The R language, which placed 14th this month with a rating of 2.192%, up 0.86 point from a year ago when it was in 16th place, is a bright spot on the index. “Statistical programming is getting more and more important nowadays due to data mining,” Jansen said. “The R programming language appears to be the market leader in this area.”

Objective-C, viewed as the earlier technology for iOS mobile development as opposed to the newer Swift language, also grew from May 2016, posting a 2.101% share, up a half a point from a year ago. But Objective-C ranked 15 this month and 14th a year ago. Swift, for its part, placed 13th this month, with a 2.274% rating, an increase of 0.68 point from May 2016.

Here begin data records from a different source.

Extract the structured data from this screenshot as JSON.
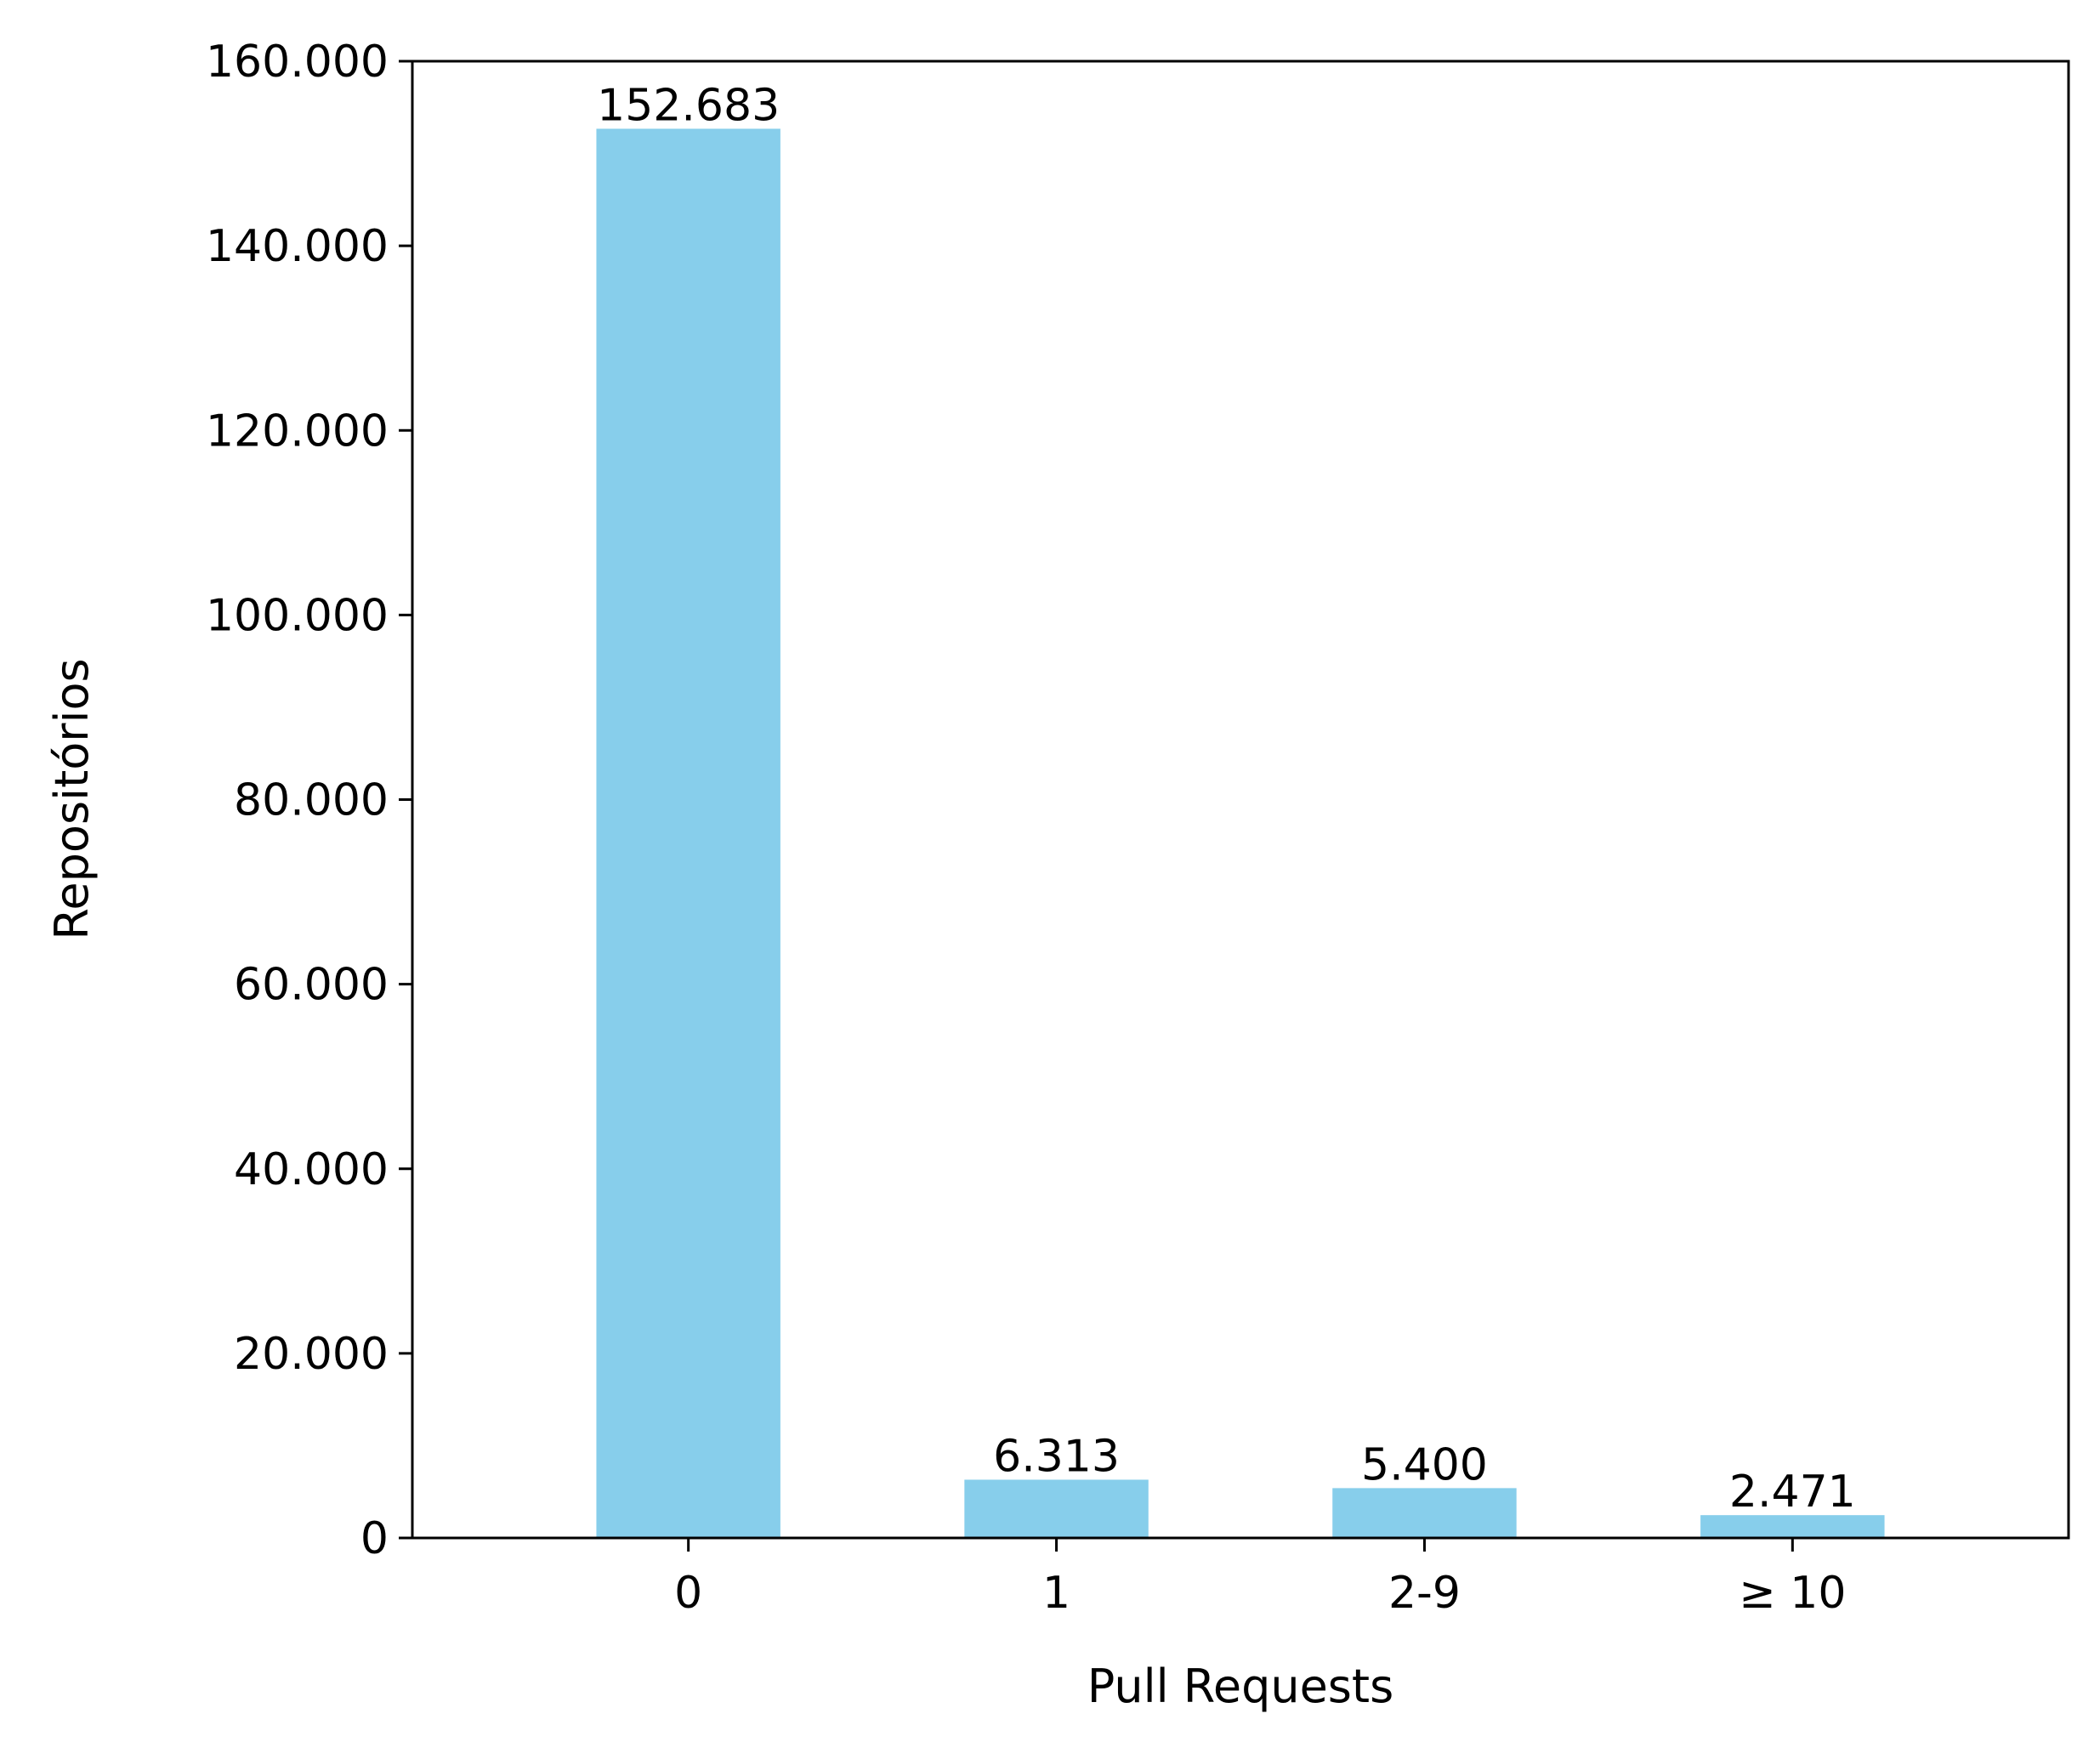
{
  "chart_data": {
    "type": "bar",
    "title": "",
    "xlabel": "Pull Requests",
    "ylabel": "Repositórios",
    "categories": [
      "0",
      "1",
      "2-9",
      "≥ 10"
    ],
    "values": [
      152683,
      6313,
      5400,
      2471
    ],
    "data_labels": [
      "152.683",
      "6.313",
      "5.400",
      "2.471"
    ],
    "ylim": [
      0,
      160000
    ],
    "yticks": [
      0,
      20000,
      40000,
      60000,
      80000,
      100000,
      120000,
      140000,
      160000
    ],
    "ytick_labels": [
      "0",
      "20.000",
      "40.000",
      "60.000",
      "80.000",
      "100.000",
      "120.000",
      "140.000",
      "160.000"
    ],
    "bar_color": "#87CEEB",
    "grid": false,
    "legend": "none"
  }
}
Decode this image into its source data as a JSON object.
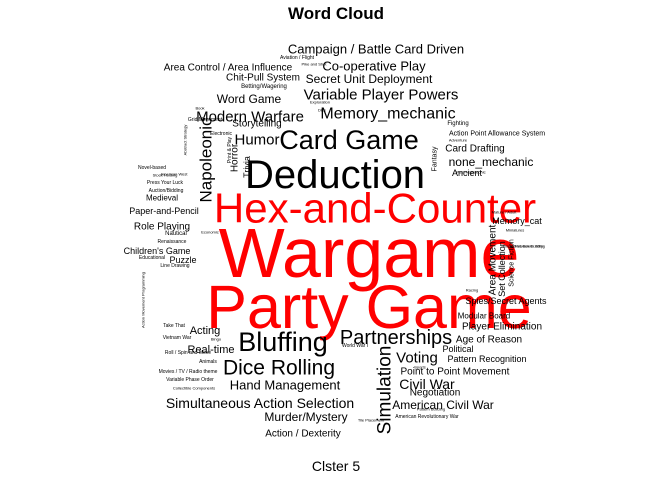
{
  "chart_data": {
    "type": "wordcloud",
    "title": "Word Cloud",
    "caption": "Clster 5",
    "colors": {
      "highlight": "#ff0000",
      "normal": "#000000"
    },
    "words": [
      {
        "text": "Wargame",
        "weight": 100,
        "highlight": true
      },
      {
        "text": "Party Game",
        "weight": 88,
        "highlight": true
      },
      {
        "text": "Hex-and-Counter",
        "weight": 72,
        "highlight": true
      },
      {
        "text": "Deduction",
        "weight": 61
      },
      {
        "text": "Bluffing",
        "weight": 43
      },
      {
        "text": "Card Game",
        "weight": 42
      },
      {
        "text": "Dice Rolling",
        "weight": 35
      },
      {
        "text": "Partnerships",
        "weight": 32
      },
      {
        "text": "Simulation",
        "weight": 27,
        "vertical": true
      },
      {
        "text": "Napoleonic",
        "weight": 24,
        "vertical": true
      },
      {
        "text": "Memory_mechanic",
        "weight": 23
      },
      {
        "text": "Modern Warfare",
        "weight": 23
      },
      {
        "text": "Variable Player Powers",
        "weight": 23
      },
      {
        "text": "Humor",
        "weight": 21
      },
      {
        "text": "Civil War",
        "weight": 20
      },
      {
        "text": "Voting",
        "weight": 20
      },
      {
        "text": "Hand Management",
        "weight": 19
      },
      {
        "text": "Simultaneous Action Selection",
        "weight": 19
      },
      {
        "text": "Campaign / Battle Card Driven",
        "weight": 18
      },
      {
        "text": "Co-operative Play",
        "weight": 18
      },
      {
        "text": "Secret Unit Deployment",
        "weight": 17
      },
      {
        "text": "none_mechanic",
        "weight": 17
      },
      {
        "text": "Word Game",
        "weight": 17
      },
      {
        "text": "Murder/Mystery",
        "weight": 17
      },
      {
        "text": "American Civil War",
        "weight": 17
      },
      {
        "text": "Real-time",
        "weight": 15
      },
      {
        "text": "Acting",
        "weight": 15
      },
      {
        "text": "Storytelling",
        "weight": 14
      },
      {
        "text": "Area Movement",
        "weight": 14,
        "vertical": true
      },
      {
        "text": "Action / Dexterity",
        "weight": 14
      },
      {
        "text": "Negotiation",
        "weight": 14
      },
      {
        "text": "Horror",
        "weight": 14,
        "vertical": true
      },
      {
        "text": "Player Elimination",
        "weight": 13
      },
      {
        "text": "Age of Reason",
        "weight": 13
      },
      {
        "text": "Point to Point Movement",
        "weight": 13
      },
      {
        "text": "Role Playing",
        "weight": 13
      },
      {
        "text": "Paper-and-Pencil",
        "weight": 13
      },
      {
        "text": "Trivia",
        "weight": 12,
        "vertical": true
      },
      {
        "text": "Set Collection",
        "weight": 12,
        "vertical": true
      },
      {
        "text": "Card Drafting",
        "weight": 12
      },
      {
        "text": "Chit-Pull System",
        "weight": 12
      },
      {
        "text": "Area Control / Area Influence",
        "weight": 12
      },
      {
        "text": "Spies/Secret Agents",
        "weight": 12
      },
      {
        "text": "Pattern Recognition",
        "weight": 12
      },
      {
        "text": "Ancient",
        "weight": 11
      },
      {
        "text": "Children's Game",
        "weight": 11
      },
      {
        "text": "Memory_cat",
        "weight": 11
      },
      {
        "text": "Political",
        "weight": 11
      },
      {
        "text": "Puzzle",
        "weight": 11
      },
      {
        "text": "Modular Board",
        "weight": 10
      },
      {
        "text": "Medieval",
        "weight": 10
      },
      {
        "text": "Fantasy",
        "weight": 10,
        "vertical": true
      },
      {
        "text": "Science Fiction",
        "weight": 10,
        "vertical": true
      },
      {
        "text": "Action Point Allowance System",
        "weight": 9
      },
      {
        "text": "Fighting",
        "weight": 8
      },
      {
        "text": "Print & Play",
        "weight": 8,
        "vertical": true
      },
      {
        "text": "Nautical",
        "weight": 8
      },
      {
        "text": "Betting/Wagering",
        "weight": 8
      },
      {
        "text": "Aviation / Flight",
        "weight": 8
      },
      {
        "text": "Press Your Luck",
        "weight": 8
      },
      {
        "text": "Auction/Bidding",
        "weight": 8
      },
      {
        "text": "Grid Movement",
        "weight": 8
      },
      {
        "text": "Electronic",
        "weight": 8
      },
      {
        "text": "Novel-based",
        "weight": 7
      },
      {
        "text": "Movies / TV / Radio theme",
        "weight": 8
      },
      {
        "text": "Roll / Spin and Move",
        "weight": 8
      },
      {
        "text": "Vietnam War",
        "weight": 8
      },
      {
        "text": "Take That",
        "weight": 8
      },
      {
        "text": "Line Drawing",
        "weight": 7
      },
      {
        "text": "Renaissance",
        "weight": 7
      },
      {
        "text": "Educational",
        "weight": 7
      },
      {
        "text": "World War I",
        "weight": 7
      },
      {
        "text": "Animals",
        "weight": 7
      },
      {
        "text": "Variable Phase Order",
        "weight": 7
      },
      {
        "text": "Collectible Components",
        "weight": 6
      },
      {
        "text": "Pattern Building",
        "weight": 6
      },
      {
        "text": "American Revolutionary War",
        "weight": 7
      },
      {
        "text": "Abstract Strategy",
        "weight": 7,
        "vertical": true
      },
      {
        "text": "Action Movement Programming",
        "weight": 6,
        "vertical": true
      },
      {
        "text": "Post-Napoleonic",
        "weight": 6
      },
      {
        "text": "Pike and Shot",
        "weight": 6
      },
      {
        "text": "Adventure",
        "weight": 6
      },
      {
        "text": "Exploration",
        "weight": 6
      },
      {
        "text": "Dice",
        "weight": 6
      },
      {
        "text": "Stock Holding",
        "weight": 6
      },
      {
        "text": "Book",
        "weight": 6
      },
      {
        "text": "Bingo",
        "weight": 6
      },
      {
        "text": "Sports",
        "weight": 6
      },
      {
        "text": "Route/Network Building",
        "weight": 6
      },
      {
        "text": "Miniatures",
        "weight": 6
      },
      {
        "text": "Comic Book / Strip",
        "weight": 6
      },
      {
        "text": "American West",
        "weight": 6
      },
      {
        "text": "Racing",
        "weight": 6
      },
      {
        "text": "Tile Placement",
        "weight": 6
      },
      {
        "text": "Economic",
        "weight": 6
      },
      {
        "text": "Mature / Adult",
        "weight": 6
      }
    ]
  }
}
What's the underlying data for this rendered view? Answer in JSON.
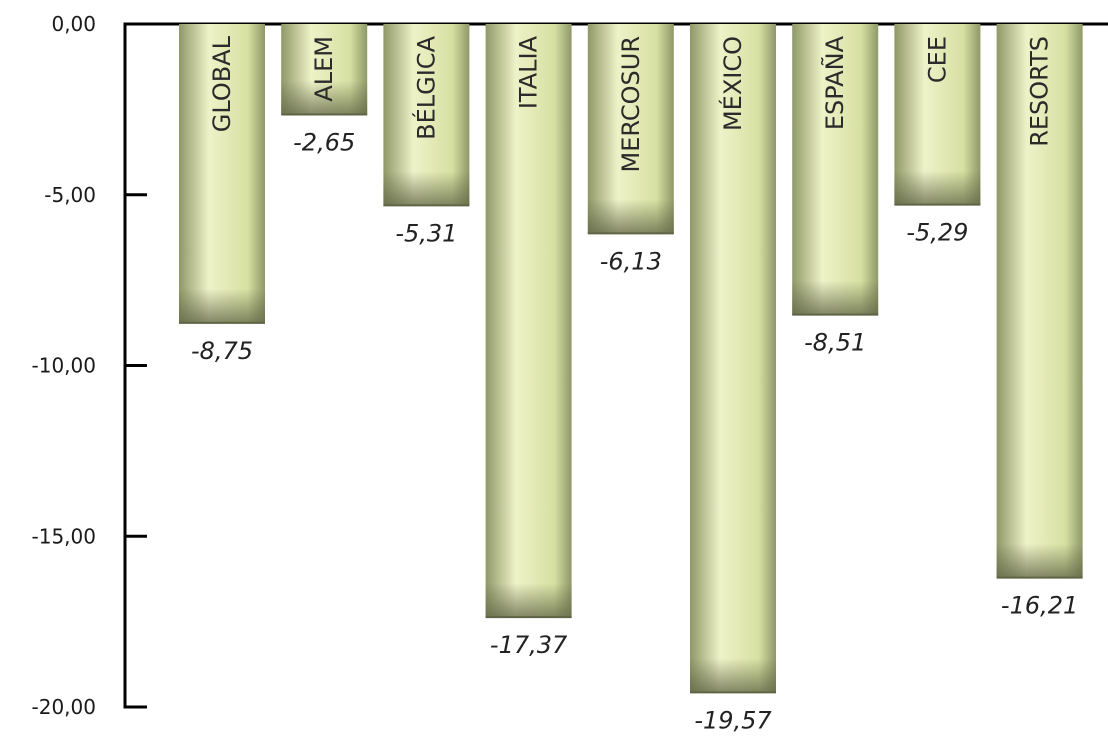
{
  "chart_data": {
    "type": "bar",
    "categories": [
      "GLOBAL",
      "ALEM",
      "BÉLGICA",
      "ITALIA",
      "MERCOSUR",
      "MÉXICO",
      "ESPAÑA",
      "CEE",
      "RESORTS"
    ],
    "values": [
      -8.75,
      -2.65,
      -5.31,
      -17.37,
      -6.13,
      -19.57,
      -8.51,
      -5.29,
      -16.21
    ],
    "value_labels": [
      "-8,75",
      "-2,65",
      "-5,31",
      "-17,37",
      "-6,13",
      "-19,57",
      "-8,51",
      "-5,29",
      "-16,21"
    ],
    "y_ticks": [
      0,
      -5,
      -10,
      -15,
      -20
    ],
    "y_tick_labels": [
      "0,00",
      "-5,00",
      "-10,00",
      "-15,00",
      "-20,00"
    ],
    "ylim": [
      -20,
      0
    ],
    "title": "",
    "xlabel": "",
    "ylabel": "",
    "grid": false,
    "legend": false,
    "colors": {
      "bar_light": "#eef2c8",
      "bar_mid": "#d6e0a2",
      "bar_dark": "#8f9868",
      "bar_shadow": "#5f6444",
      "axis": "#000000"
    }
  }
}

Finishing out the top 10 in Tiobe’s index were JavaScript, in seventh place with a rating of 3.071%, followed by Assembly in eighth place (2.859). Perl was rated in 10th place (2.602).

In the alternative PyPL Popularity of Programming Language Index, which assesses searches on language tutorials in Google, Java was in first place with a 22.7% share, followed by Python, with a share of 15.7%, then PHP (9.3), C# (8.3), JavaScript (7.9), C++ (6.9), C (6.7), Objective-C (3.8), R (3.6) and Swift (2.8).